Table of Contents
- Vitamin B12 is an essential nutrient for healthy growth in humans and domesticated animals. Humans are required to consume 0.001 mg each day.
- In terms of its chemistry, vitamin B12 is a complicated chemical molecule with the structural formula illustrated in Figure.
- It is cyanocobalamin, which consists of a cobinamide molecule coupled to a nucleotide.
- Cobalt is connected to a cyanide group in the centre of the cobinamide molecule, which is surrounded by four reduced pyrrole rings united to create a macroring.
- In addition, several carbon atoms have methyl or other substituent groups. The nucleotide is uncommon in that its base is 5, 6-dimethylbenzimidazole instead of purine or pyrimidine.
- Vitamin B12 is exclusively generated commercially through fermentation. Typically, it is produced through primary fermentation.
- In some cases, it is derived from broths predominantly employed in the manufacturing of antibiotics.
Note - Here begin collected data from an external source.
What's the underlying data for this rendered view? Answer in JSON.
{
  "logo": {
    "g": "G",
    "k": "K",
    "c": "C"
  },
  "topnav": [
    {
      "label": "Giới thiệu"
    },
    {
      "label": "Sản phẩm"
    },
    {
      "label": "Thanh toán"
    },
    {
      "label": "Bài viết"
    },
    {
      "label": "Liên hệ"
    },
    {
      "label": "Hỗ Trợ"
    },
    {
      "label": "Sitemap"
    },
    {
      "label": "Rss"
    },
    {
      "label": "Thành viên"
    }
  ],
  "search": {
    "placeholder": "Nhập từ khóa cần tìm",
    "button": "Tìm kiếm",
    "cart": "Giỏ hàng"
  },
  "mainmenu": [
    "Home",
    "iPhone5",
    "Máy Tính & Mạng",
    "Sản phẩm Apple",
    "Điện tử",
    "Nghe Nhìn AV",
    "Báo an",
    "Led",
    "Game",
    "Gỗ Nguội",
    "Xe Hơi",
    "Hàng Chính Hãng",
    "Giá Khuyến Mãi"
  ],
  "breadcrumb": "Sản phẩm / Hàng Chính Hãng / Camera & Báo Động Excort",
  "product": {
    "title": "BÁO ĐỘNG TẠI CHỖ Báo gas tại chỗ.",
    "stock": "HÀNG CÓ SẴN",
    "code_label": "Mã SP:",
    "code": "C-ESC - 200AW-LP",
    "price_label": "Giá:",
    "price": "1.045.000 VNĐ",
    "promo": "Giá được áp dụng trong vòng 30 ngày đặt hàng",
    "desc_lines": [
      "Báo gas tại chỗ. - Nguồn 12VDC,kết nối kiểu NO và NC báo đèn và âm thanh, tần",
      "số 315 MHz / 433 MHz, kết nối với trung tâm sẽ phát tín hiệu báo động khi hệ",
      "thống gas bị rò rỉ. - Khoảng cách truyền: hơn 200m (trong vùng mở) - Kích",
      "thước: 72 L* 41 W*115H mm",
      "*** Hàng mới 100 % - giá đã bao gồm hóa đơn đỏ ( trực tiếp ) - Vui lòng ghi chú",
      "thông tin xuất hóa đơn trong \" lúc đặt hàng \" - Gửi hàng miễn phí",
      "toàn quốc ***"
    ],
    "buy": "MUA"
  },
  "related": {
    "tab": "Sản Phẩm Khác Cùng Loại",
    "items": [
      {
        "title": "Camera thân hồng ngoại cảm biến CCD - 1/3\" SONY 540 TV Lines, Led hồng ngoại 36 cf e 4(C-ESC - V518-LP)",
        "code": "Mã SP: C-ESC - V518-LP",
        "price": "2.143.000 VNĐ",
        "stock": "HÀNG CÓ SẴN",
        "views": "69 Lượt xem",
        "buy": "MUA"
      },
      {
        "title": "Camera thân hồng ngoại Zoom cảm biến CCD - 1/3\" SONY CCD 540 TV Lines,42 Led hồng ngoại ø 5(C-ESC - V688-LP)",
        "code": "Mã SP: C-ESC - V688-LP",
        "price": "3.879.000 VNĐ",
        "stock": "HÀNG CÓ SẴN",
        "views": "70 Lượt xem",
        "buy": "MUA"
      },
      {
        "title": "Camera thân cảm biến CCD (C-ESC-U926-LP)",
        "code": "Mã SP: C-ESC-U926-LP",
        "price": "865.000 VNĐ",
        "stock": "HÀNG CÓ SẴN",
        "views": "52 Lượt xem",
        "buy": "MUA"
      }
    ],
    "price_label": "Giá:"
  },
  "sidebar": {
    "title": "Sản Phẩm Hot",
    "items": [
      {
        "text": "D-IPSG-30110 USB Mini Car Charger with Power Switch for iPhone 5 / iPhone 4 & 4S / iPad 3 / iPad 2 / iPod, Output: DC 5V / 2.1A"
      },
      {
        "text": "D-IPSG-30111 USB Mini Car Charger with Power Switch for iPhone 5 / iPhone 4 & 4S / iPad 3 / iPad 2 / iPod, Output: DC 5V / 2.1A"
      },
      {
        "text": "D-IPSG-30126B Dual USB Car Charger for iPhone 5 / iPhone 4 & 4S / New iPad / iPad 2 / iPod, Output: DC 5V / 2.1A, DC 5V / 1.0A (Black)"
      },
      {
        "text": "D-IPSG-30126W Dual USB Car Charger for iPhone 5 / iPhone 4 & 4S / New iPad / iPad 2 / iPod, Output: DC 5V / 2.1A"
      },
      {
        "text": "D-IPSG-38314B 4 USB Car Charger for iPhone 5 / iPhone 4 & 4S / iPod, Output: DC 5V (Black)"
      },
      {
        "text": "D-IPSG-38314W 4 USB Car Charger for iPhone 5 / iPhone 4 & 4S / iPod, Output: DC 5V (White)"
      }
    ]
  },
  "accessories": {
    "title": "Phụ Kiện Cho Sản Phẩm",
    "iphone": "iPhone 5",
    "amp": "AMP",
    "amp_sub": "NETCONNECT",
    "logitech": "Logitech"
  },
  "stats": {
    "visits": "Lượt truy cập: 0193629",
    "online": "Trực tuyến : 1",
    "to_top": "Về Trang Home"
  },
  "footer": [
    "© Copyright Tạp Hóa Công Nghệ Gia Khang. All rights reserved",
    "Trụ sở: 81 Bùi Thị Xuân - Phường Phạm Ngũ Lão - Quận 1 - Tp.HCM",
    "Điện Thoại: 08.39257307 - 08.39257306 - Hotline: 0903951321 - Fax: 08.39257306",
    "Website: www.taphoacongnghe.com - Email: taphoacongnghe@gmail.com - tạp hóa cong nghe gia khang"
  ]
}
This is mostly an issue of economics, as maximum antibiotic production and maximum cobalamin production do not typically occur under the same fermentation conditions.
- Its manufacture has become one of the United States’ most important fermentation businesses.
What is Vitamin B12?
- Vitamin B12, sometimes referred to as cobalamin, is a water-soluble vitamin that plays a role in metabolism.
- One of the eight B vitamins. Animals, which utilise it as a cofactor in DNA synthesis, require it for both fatty acid and amino acid metabolism.
- It is essential for the regular functioning of the neural system due to its role in the synthesis of myelin, as well as the maturation of red blood cells in the bone marrow of the circulatory system.
- Cobalamin is not required by plants, which conduct chemical reactions with cobalamin-independent enzymes.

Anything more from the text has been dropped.